Ne “L’uccello di fuoco” Teatro Gioco Vita fa esplodere il grande potenziale spettacolare del teatro d’ombre. Nel farlo sceglie come interlocutore la danza, un linguaggio che dona corpo all’incorporeità dell’ombra e che, per natura, è capace di porsi come medium scenico tra le ombre e la musica. Sulla scena sono infatti due attori-animatori e una danzatrice-animatrice a dare vita all’universo di figure tratte dall’opera di Enrico Baj e ad animare ombre di grande impatto visivo.

La prima versione dello spettacolo risale al 1994, poi nel 2004 la seconda edizione realizzata da Teatro Gioco Vita con la Fondazione Nazionale della Danza, dove accanto alla regia e alle scene di Fabrizio Montecchi figuravano le coreografie firmate da Mauro Bigonzetti. Una delle produzioni più riuscite della compagnia d’ombre piacentina, che anche grazie anche al linguaggio universale della musica e all’assenza di parole è stato rappresentato in ogni parte del mondo: oltre che in Europa, in Cina, negli Stati Uniti e in Canada.

La ripresa 2018, con una versione rinnovata, si inserisce in un programma di recupero del repertorio in occasione dei quarant’anni della compagnia di teatro d’ombre, che cadono proprio quest’anno, anche perché il progetto artistico di Teatro Gioco Vita per il triennio 2018-2020 prevede tra le altre cose un lavoro sulla valorizzazione del repertorio in un’ottica drammaturgica, scenica e attorale completamente rinnovata.
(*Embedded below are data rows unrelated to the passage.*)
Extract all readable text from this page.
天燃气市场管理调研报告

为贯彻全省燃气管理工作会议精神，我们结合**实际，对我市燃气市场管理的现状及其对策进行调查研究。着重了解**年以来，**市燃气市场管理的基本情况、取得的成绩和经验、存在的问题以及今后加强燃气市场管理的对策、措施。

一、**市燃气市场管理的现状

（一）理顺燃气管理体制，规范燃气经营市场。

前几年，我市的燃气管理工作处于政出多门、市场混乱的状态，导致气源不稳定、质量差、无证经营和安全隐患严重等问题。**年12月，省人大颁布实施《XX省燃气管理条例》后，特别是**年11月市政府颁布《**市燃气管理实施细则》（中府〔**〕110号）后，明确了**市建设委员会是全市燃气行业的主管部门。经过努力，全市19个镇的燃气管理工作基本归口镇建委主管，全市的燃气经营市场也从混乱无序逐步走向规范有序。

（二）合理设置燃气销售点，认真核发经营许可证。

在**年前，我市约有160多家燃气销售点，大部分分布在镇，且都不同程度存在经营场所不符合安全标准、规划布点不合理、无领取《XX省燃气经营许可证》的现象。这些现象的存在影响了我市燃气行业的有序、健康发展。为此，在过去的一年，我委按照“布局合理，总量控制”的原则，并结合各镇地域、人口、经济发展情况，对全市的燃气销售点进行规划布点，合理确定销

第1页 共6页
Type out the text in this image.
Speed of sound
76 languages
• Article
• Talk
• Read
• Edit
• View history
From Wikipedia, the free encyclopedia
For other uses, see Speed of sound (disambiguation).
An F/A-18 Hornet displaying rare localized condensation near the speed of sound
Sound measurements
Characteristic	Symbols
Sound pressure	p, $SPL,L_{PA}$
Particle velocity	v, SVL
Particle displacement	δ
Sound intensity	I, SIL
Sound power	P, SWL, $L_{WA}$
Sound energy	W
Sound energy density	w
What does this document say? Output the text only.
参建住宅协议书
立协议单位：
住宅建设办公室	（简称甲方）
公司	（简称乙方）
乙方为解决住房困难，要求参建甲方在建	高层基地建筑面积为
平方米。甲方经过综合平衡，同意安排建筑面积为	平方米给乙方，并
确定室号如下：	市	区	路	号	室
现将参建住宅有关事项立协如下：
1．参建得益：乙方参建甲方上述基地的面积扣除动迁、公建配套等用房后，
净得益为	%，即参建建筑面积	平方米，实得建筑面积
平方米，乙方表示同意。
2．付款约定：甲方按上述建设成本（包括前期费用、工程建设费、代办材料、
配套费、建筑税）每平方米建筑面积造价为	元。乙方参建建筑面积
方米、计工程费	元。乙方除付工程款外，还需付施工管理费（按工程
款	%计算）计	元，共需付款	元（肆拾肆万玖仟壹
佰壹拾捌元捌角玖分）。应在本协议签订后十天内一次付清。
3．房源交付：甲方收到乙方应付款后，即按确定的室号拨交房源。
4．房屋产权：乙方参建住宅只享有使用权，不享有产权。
Nel dicembre 2016 Teatro Gioco Vita era tornato ad affrontare “L’oiseau de feu” di Igor Stravinsky grazie ad una prestigiosa collaborazione internazionale: quella con l’Orchestre National de Lyon che aveva commissionato al centro di produzione teatrale piacentino, nell’ambito delle attività per il pubblico giovane, una versione originale de “L’uccello di fuoco” da rappresentare con la musica dal vivo. In quell’occasione le ombre di Teatro Gioco Vita nella Grand Salle dell’Auditorium Orchestre National de Lyon erano state accompagnate dal vivo dall’Orchestra Nazionale di Lione diretta dal maestro ospite Quentin Hindley. Visto il successo francese, l’idea di riprendere lo spettacolo per la distribuzione.